Der Film veranschaulicht Zusammenhänge zwischen Sprache und Denken. Eric Heisserer und Denis Villeneuve folgen dabei der nach den Linguisten Edward Sapir und Benjamin Whorf benannten Hypothese aus den Fünfzigerjahren, Bücher von Dieter Wunderlich die davon ausgeht, dass Grammatik und Wortschatz sowohl die Begriffsbildung als auch die Kognition prägen. Demzufolge gibt es zwischen verschiedenen Kulturen Verständigungsprobleme. Ein anderes Kernthema in "Arrival" ist die Xenophobie, die Furcht vor Fremden, in diesem Fall nicht Ausländern, sondern Aliens. Außerdem tangieren Eric Heisserer und Denis Villeneuve in "Arrival" das Thema pränatale Diagnostik im Zusammenhang mit der Entscheidung der Mutter, ein Kind auszutragen oder abtreiben zu lassen.

Denis Villeneuve lässt sich viel Zeit, die Handlung zu entwickeln. Die Bilder sind kühl und düster. Bewusst unspektakulär stellt Denis Villeneuve die Raumschiffe der Außerirdischen dar: keine Blinklichter, keine Triebwerke, kein Getöse. Leider ist die Musikuntermalung umso bombastischer.

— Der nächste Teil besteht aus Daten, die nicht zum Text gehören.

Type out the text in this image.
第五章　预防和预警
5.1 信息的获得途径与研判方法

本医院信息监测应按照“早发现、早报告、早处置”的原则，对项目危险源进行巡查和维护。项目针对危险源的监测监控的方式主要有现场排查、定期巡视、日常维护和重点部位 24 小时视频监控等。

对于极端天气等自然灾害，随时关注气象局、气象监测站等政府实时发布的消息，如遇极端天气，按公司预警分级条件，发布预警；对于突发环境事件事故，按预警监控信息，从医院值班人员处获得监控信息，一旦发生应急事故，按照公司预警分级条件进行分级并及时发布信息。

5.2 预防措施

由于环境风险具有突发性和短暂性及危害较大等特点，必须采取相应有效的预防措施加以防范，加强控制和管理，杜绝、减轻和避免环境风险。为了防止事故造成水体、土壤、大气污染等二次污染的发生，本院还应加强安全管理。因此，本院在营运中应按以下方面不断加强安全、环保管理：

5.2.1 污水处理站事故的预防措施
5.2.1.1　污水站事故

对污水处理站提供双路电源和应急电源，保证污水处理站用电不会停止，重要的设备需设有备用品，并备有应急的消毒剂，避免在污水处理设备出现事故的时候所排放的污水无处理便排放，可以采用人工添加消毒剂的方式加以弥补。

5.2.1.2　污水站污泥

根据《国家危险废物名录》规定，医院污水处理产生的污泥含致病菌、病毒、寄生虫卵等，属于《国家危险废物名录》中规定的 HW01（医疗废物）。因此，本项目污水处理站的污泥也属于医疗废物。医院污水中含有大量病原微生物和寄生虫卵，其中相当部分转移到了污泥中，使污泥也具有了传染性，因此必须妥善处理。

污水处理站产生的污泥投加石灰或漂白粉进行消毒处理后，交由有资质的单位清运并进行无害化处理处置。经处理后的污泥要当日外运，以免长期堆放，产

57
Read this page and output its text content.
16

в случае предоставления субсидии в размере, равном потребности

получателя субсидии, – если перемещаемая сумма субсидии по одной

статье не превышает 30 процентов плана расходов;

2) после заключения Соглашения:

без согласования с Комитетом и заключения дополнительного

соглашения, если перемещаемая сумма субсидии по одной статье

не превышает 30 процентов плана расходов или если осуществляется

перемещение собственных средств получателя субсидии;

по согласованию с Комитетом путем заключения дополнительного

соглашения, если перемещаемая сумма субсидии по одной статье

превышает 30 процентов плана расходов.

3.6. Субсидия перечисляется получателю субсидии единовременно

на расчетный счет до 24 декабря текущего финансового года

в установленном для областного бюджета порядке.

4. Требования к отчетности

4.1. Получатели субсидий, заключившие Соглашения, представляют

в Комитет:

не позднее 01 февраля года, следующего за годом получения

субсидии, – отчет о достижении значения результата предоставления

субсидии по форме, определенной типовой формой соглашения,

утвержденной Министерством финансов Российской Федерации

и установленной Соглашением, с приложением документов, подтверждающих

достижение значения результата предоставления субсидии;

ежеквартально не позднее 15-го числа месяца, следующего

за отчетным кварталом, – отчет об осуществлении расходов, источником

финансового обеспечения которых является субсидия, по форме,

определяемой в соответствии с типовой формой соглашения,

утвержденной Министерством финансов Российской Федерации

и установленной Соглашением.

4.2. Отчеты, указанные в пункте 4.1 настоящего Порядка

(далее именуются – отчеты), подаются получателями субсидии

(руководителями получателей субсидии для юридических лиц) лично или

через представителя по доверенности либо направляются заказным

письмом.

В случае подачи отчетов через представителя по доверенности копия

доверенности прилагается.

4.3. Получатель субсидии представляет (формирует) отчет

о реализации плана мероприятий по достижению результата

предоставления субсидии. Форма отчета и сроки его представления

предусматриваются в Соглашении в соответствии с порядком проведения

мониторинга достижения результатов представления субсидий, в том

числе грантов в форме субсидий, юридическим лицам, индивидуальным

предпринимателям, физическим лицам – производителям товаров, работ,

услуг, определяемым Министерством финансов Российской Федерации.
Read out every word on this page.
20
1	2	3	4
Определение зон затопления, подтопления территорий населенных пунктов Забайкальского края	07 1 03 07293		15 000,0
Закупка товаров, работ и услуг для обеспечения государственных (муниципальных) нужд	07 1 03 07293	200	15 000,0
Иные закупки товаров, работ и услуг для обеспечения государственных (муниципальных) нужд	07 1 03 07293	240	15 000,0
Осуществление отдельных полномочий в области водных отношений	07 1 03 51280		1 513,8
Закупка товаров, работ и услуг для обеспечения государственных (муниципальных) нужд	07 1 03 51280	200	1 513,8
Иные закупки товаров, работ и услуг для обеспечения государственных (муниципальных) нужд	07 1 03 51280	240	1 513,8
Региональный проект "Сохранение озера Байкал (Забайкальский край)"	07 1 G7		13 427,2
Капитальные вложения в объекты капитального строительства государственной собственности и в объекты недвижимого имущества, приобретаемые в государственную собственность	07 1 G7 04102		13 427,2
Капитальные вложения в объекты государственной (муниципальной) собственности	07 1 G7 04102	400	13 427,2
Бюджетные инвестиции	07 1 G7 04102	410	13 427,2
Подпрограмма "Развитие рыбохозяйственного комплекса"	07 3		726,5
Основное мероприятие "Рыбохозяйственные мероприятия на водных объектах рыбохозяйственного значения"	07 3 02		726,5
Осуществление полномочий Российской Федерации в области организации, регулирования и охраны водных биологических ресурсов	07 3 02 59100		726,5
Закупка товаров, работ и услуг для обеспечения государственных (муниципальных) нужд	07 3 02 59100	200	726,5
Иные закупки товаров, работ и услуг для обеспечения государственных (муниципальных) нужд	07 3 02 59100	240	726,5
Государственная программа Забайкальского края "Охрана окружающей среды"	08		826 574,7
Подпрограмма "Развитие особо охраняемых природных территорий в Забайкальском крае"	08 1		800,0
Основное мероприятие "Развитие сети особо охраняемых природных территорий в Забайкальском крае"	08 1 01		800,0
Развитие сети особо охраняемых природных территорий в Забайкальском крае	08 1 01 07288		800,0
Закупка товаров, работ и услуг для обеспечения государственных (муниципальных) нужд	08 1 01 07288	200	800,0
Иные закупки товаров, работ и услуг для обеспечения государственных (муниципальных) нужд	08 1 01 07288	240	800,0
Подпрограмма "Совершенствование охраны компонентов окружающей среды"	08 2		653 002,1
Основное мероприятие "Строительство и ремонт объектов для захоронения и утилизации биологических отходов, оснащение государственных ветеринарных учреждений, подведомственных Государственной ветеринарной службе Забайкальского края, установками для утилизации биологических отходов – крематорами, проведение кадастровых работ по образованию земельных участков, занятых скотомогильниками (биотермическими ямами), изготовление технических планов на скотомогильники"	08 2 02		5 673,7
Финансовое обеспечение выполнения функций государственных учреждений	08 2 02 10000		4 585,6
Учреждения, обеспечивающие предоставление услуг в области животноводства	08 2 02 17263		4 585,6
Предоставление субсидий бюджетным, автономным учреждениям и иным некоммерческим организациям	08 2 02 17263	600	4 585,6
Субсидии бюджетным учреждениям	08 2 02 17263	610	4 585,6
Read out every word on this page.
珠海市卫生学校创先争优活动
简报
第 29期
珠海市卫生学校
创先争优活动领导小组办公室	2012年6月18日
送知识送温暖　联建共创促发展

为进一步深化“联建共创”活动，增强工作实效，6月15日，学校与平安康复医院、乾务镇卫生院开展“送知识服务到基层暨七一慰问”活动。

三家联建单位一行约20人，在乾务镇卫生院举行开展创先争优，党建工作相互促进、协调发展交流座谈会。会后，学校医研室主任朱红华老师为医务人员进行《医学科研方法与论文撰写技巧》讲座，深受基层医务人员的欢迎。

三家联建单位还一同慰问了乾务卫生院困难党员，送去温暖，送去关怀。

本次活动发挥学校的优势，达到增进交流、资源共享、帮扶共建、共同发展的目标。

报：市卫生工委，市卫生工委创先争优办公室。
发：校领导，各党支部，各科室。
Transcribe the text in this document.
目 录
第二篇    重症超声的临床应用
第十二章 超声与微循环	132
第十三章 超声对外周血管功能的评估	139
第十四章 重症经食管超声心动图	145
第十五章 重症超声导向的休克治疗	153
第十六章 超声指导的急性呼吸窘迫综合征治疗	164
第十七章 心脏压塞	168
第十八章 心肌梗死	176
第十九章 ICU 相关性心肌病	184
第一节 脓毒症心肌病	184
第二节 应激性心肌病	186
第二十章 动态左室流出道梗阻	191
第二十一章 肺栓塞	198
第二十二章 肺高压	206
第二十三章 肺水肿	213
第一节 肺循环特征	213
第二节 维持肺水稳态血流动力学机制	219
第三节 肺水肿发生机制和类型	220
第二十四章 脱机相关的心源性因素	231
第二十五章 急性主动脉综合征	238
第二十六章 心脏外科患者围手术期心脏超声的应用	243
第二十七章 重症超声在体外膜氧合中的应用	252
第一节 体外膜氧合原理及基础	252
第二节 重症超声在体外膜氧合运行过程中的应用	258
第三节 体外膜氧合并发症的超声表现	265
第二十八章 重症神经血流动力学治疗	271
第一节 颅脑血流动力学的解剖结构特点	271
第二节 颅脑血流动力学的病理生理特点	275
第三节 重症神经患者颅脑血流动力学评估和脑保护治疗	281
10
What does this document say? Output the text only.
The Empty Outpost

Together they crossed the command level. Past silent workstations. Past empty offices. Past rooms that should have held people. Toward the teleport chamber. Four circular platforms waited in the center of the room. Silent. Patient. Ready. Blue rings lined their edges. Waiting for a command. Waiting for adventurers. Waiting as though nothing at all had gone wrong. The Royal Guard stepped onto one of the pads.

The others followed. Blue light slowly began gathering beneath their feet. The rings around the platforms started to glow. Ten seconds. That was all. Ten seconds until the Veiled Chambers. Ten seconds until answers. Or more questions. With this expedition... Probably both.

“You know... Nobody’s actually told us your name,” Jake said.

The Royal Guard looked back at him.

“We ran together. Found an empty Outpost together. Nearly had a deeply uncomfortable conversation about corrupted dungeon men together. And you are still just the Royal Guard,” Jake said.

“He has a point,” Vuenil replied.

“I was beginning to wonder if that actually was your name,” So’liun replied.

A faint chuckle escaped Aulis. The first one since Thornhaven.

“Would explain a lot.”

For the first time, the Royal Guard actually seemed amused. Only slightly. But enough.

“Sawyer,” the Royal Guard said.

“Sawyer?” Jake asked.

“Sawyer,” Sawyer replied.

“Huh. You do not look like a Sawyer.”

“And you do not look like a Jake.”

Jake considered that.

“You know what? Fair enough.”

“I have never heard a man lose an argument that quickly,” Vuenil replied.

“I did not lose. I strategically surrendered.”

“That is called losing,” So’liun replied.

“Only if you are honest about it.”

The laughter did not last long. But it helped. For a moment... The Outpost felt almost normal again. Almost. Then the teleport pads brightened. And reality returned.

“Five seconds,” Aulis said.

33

Die Aliens versuchen über ringförmige Logogramme zu kommunizieren. Da ist es auch kein Zufall, dass Hannah, der Name von Louise Banks Tochter, ein Palindrom darstellt. Und gegen Ende des Films durchschauen wir, dass wir zunächst von einer falschen zeitlichen Reihenfolge der Handlung ausgingen. Vielleicht ist der lineare, unumkehrbare Zeitstrahl eine Illusion.

Die Dreharbeiten für "Arrival" begannen am 7. Juni 2015 in Montreal.

Die Premiere fand am 1. September 2016 im Rahmen der Internationalen Filmfestspiele von Venedig statt.

Für den Tonschnitt wurde Sylvain Bellemare mit einem "Oscar" ausgezeichnet. Nominiert hatte man "Arrival" außerdem in den Kategorien Bester Film, Beste Regie, Bestes adaptiertes Drehbuch, Beste Kamera, Bester Schnitt, Bestes Szenenbild, Bester Ton.